知恵の輪今週の住/ブレーカーの話

ブレーカーが落ちた?


ある冬の夜、こんな経験をしたことはありませんか?

外は真っ暗で雪がしんしん。でも部屋は明るい蛍光燈で充たされ、電気ストーブとこたつでぽっかぽか。TVからはバラエティ番組の笑い声が聞こえてきます。お風呂から出たあなたは今日買ってきたばかりの1500W(ワット)の強力なドライヤーで髪を乾かそうとしています。コンセントを差し込んでスイッチを入れて、ドライヤーからの熱風の勢いが頂点に達したとき、ばちん−暗闇。突然、あたりが真っ暗に。

停電かな?いえいえ。ブレーカーが落ちてしまったのです。


あなたの部屋で使用している電力が、その容量を越えてしまったとき、ブレーカーが作動して電流回路を遮断するわけです。

配電盤のふたを開けて中を覗いてみてください。下に下がっているスイッチがあるはずです。ドライヤーのスイッチを切って、これを上に戻せばまた電流が復活して電気がつきます。

一般に、アパートなどの一室に割り当てられている電流の容量は20〜30アンペアほどです。電流(A=アンペア)は電力(W=ワット)を電圧(一般家庭では100ボルト)で割った値ですから、ドライヤーが1500Wだとすると、すでに15アンペアを消費してしまうわけです。

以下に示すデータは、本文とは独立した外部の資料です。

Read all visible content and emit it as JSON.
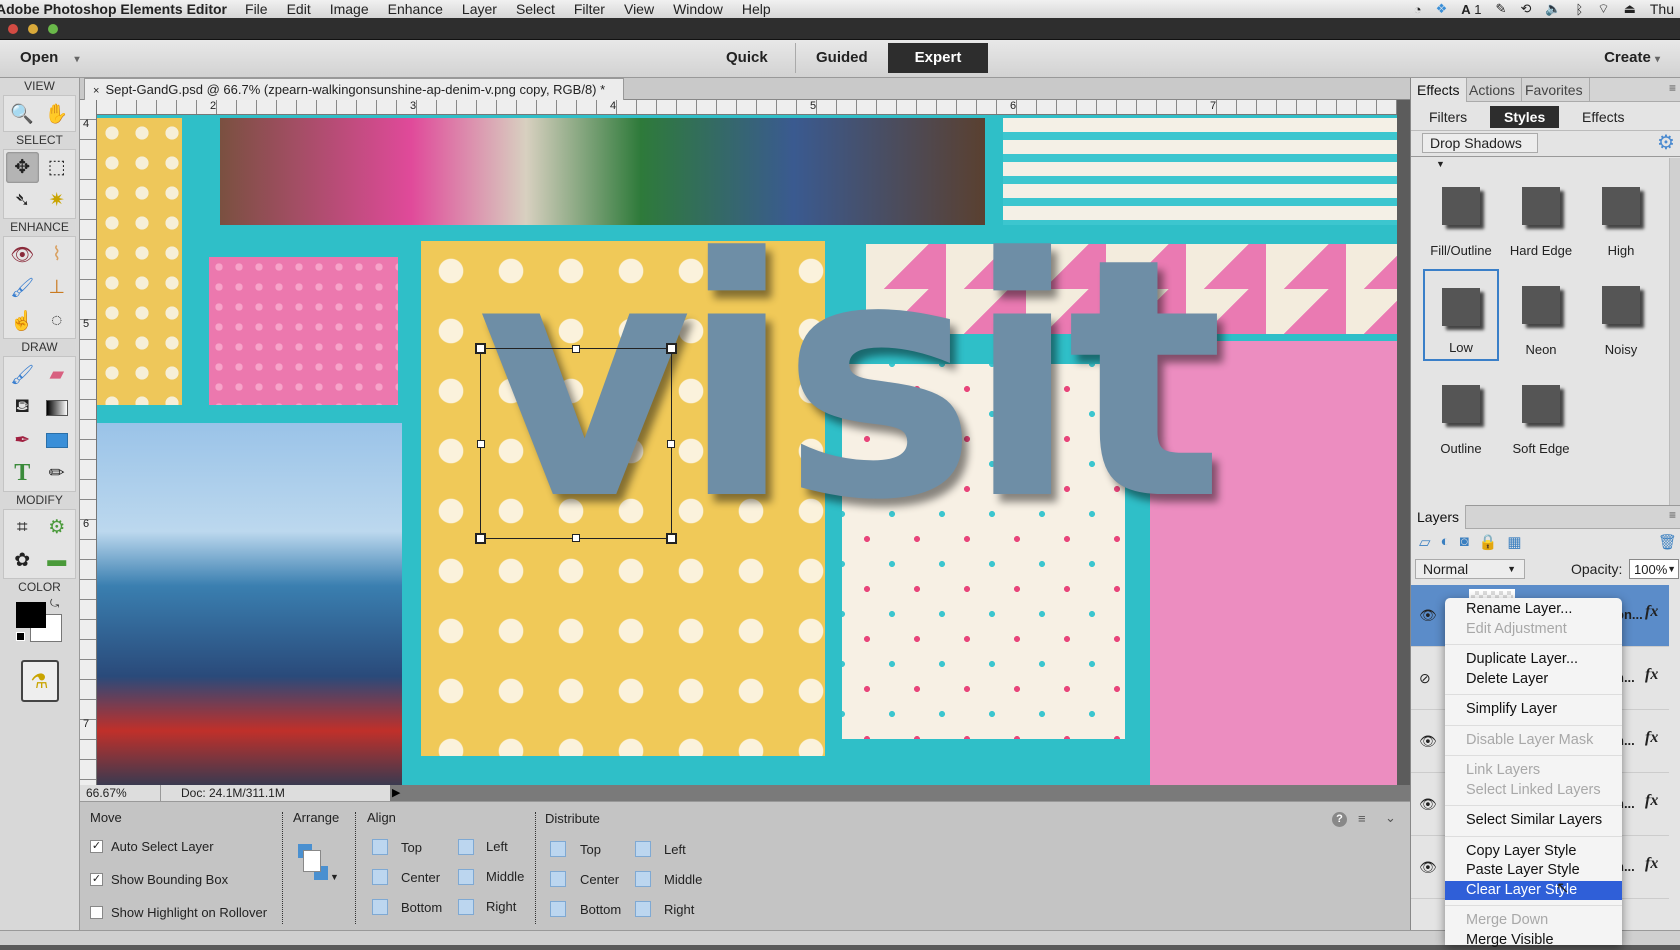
{
  "menubar": {
    "app": "Adobe Photoshop Elements Editor",
    "items": [
      "File",
      "Edit",
      "Image",
      "Enhance",
      "Layer",
      "Select",
      "Filter",
      "View",
      "Window",
      "Help"
    ],
    "status_icons": [
      "clock-icon",
      "dropbox-icon",
      "adobe-icon",
      "evernote-icon",
      "time-machine-icon",
      "volume-icon",
      "bluetooth-icon",
      "wifi-icon",
      "eject-icon"
    ],
    "adobe_count": "1",
    "clock": "Thu"
  },
  "modebar": {
    "open": "Open",
    "modes": [
      "Quick",
      "Guided",
      "Expert"
    ],
    "active_mode": "Expert",
    "create": "Create"
  },
  "toolbox": {
    "sections": [
      "VIEW",
      "SELECT",
      "ENHANCE",
      "DRAW",
      "MODIFY",
      "COLOR"
    ],
    "foreground": "#000000",
    "background": "#ffffff"
  },
  "document": {
    "tab": "Sept-GandG.psd @ 66.7% (zpearn-walkingonsunshine-ap-denim-v.png copy, RGB/8) *",
    "ruler_h": [
      "2",
      "3",
      "4",
      "5",
      "6",
      "7"
    ],
    "ruler_v": [
      "4",
      "5",
      "6",
      "7"
    ],
    "canvas_text": "visit",
    "zoom": "66.67%",
    "doc_size": "Doc: 24.1M/311.1M"
  },
  "options": {
    "move": "Move",
    "auto_select": {
      "label": "Auto Select Layer",
      "checked": true
    },
    "bounding_box": {
      "label": "Show Bounding Box",
      "checked": true
    },
    "highlight": {
      "label": "Show Highlight on Rollover",
      "checked": false
    },
    "arrange": "Arrange",
    "align": "Align",
    "align_items": [
      "Top",
      "Center",
      "Bottom",
      "Left",
      "Middle",
      "Right"
    ],
    "distribute": "Distribute",
    "distribute_items": [
      "Top",
      "Center",
      "Bottom",
      "Left",
      "Middle",
      "Right"
    ]
  },
  "panel": {
    "tabs": [
      "Effects",
      "Actions",
      "Favorites"
    ],
    "subtabs": [
      "Filters",
      "Styles",
      "Effects"
    ],
    "active_subtab": "Styles",
    "category": "Drop Shadows",
    "styles": [
      "Fill/Outline",
      "Hard Edge",
      "High",
      "Low",
      "Neon",
      "Noisy",
      "Outline",
      "Soft Edge"
    ],
    "selected_style": "Low"
  },
  "layers": {
    "title": "Layers",
    "blend": "Normal",
    "opacity_label": "Opacity:",
    "opacity": "100%",
    "rows": [
      {
        "name": "on...",
        "visible": true,
        "selected": true
      },
      {
        "name": "n...",
        "visible": false
      },
      {
        "name": "n...",
        "visible": true
      },
      {
        "name": "n...",
        "visible": true
      },
      {
        "name": "n...",
        "visible": true
      }
    ]
  },
  "context_menu": {
    "groups": [
      [
        {
          "label": "Rename Layer...",
          "enabled": true
        },
        {
          "label": "Edit Adjustment",
          "enabled": false
        }
      ],
      [
        {
          "label": "Duplicate Layer...",
          "enabled": true
        },
        {
          "label": "Delete Layer",
          "enabled": true
        }
      ],
      [
        {
          "label": "Simplify Layer",
          "enabled": true
        }
      ],
      [
        {
          "label": "Disable Layer Mask",
          "enabled": false
        }
      ],
      [
        {
          "label": "Link Layers",
          "enabled": false
        },
        {
          "label": "Select Linked Layers",
          "enabled": false
        }
      ],
      [
        {
          "label": "Select Similar Layers",
          "enabled": true
        }
      ],
      [
        {
          "label": "Copy Layer Style",
          "enabled": true
        },
        {
          "label": "Paste Layer Style",
          "enabled": true
        },
        {
          "label": "Clear Layer Style",
          "enabled": true,
          "highlighted": true
        }
      ],
      [
        {
          "label": "Merge Down",
          "enabled": false
        },
        {
          "label": "Merge Visible",
          "enabled": true
        }
      ]
    ]
  }
}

電気製品を多く使う昨今、最低でも30アンペアは欲しいところですね。でも20アンペアから30アンペアにするにはやっぱりお金がかかるんじゃないかな、と思った人もいるのではないでしょうか。

あなたの部屋のブレーカーの種類にもよりますが、ただ容量の多いブレーカーに交換するだけであれば、工事費は無料です。ただ、毎月の基本料金には10アンペアの増量につき260円が加算されます。

ブレーカーの種類によっては交換だけでは済まず、工事費がかかる場合もありますから、電力会社に相談してみてください。